Daniel Vogelbach - 1B/DH
There is very clearly a theme in the type of player that finds themselves on the outs when it comes to non-tender time. Vogelbach is very similar to Ford and Tellez while having also played for the Mariners and Brewers. The New York Mets cut ties with Vogelbach after playing him for 159 games the past two seasons. Vogelbach was above league average last season with a 104 OPS+, but he hit just 13 home runs in 104 games. Vogelbach is left-handed as well, and with Pete Alonso at first base for the Mets, he didn’t make an appearance in the field.
Dakota Hudson - RHP
A former first round pick for the Cardinals, Hudson will be 29 years old in 2024. After owning a 3.14 ERA through his first 249 2/3 major-league innings, Hudson posted a 4.64 ERA across 221 innings the past two seasons. His peripherals aren’t anything to get excited about, and the strikeout numbers make it difficult for him to see a high level of success. Utilizing him as an option for the fifth rotation spot, or even as a sixth candidate in a long-man role, could be of some benefit. Realistically, Hudson may be a better fit as an innings eater for a bad team.
Lou Trivino - RHP
Just a couple of years removed from compiling 22 saves as the Oakland Athletics closer, Trivino didn’t pitch at all for the Yankees in 2023 after undergoing Tommy John surgery. New York traded for him in 2022, and he posted a 1.66 ERA after leaving the Athletics. He is now 32 years old, but if he’s worked his way back from the surgery, he could be a great pickup for a bullpen. Trivino has pitched in high-leverage spots previously, and while he wouldn’t supplant Jhoan Duran for the Twins, slotting in the group of Griffin Jax, Caleb Thielbar, and Brock Stewart is an exciting possibility.
Adam Cimber - RHP
Another familiar name as he has pitched in the AL Central for the Cleveland Guardians, Cimber had his first truly poor year for Toronto in 2023. Cimber dealt with a shoulder issue last season that shelved him for a good amount of the year.
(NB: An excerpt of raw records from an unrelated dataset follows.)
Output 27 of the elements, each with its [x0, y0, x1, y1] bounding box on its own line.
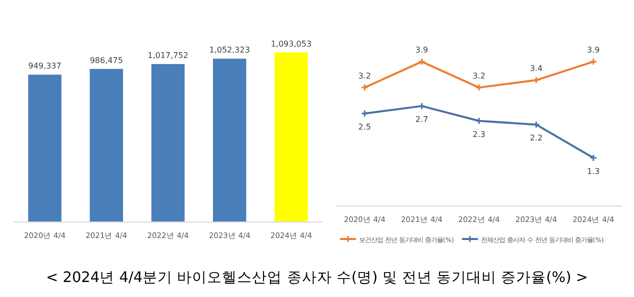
point	[418, 102, 426, 110]
data-label: 986,475	[90, 56, 123, 65]
text: < 2024년 4/4분기 바이오헬스산업 종사자 수(명) 및 전년 동기대비 증가율(%) >	[46, 270, 588, 286]
data-label: 3.9	[415, 46, 428, 55]
data-label: 3.2	[358, 72, 371, 81]
data-label: 1,052,323	[209, 46, 250, 55]
data-label: 1,017,752	[148, 51, 188, 60]
data-label: 2.3	[472, 130, 486, 139]
data-label: 3.4	[530, 64, 543, 74]
data-label: 1.3	[587, 166, 600, 176]
data-label: 949,337	[28, 62, 62, 71]
point	[475, 117, 483, 125]
bar	[274, 52, 308, 222]
data-label: 2.2	[530, 134, 543, 143]
data-label: 2.7	[415, 115, 428, 124]
data-label: 2.5	[358, 122, 371, 132]
bar	[90, 68, 124, 222]
data-label: 1,093,053	[270, 39, 312, 48]
bar	[151, 64, 185, 222]
data-label: 3.9	[587, 46, 600, 55]
bar	[212, 58, 246, 222]
point	[475, 84, 483, 92]
point	[418, 58, 426, 66]
point	[532, 120, 540, 128]
bar	[28, 74, 62, 222]
data-label: 3.2	[472, 72, 486, 81]
point	[532, 76, 540, 84]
He pitched in just 20 2/3 innings, and the shoulder impingement never allowed him to pitch after June 18. He did begin a rehab assignment before the end of the year, and an entire offseason should allow him an opportunity to get healthy for 2024. He’s more deception than dominance, but there’s a usable middle-relief arm here if he’s right.
Brandon Woodruff - RHP
Scheduled to make roughly $11 million in arbitration for 2024, Woodruff is easily the biggest name to hit free agency. It’s not that he isn’t a dominant pitcher when healthy, but there are real questions about whether he’ll ever be healthy again. Woodruff underwent a capsule procedure in his throwing shoulder, which will be a substantially more uncertain return than someone returning from an elbow issue. He is an ace-level arm if and when he’s healthy, so taking a risk on a multi-year deal makes some sense. No one should expect him to throw in 2024, but if the Twins want to risk throwing away money, the come-up in 2025 and beyond may be massive.
Which non-tendered free agent are you most interested in the Twins targeting? Is there someone you’d prefer them to avoid completely?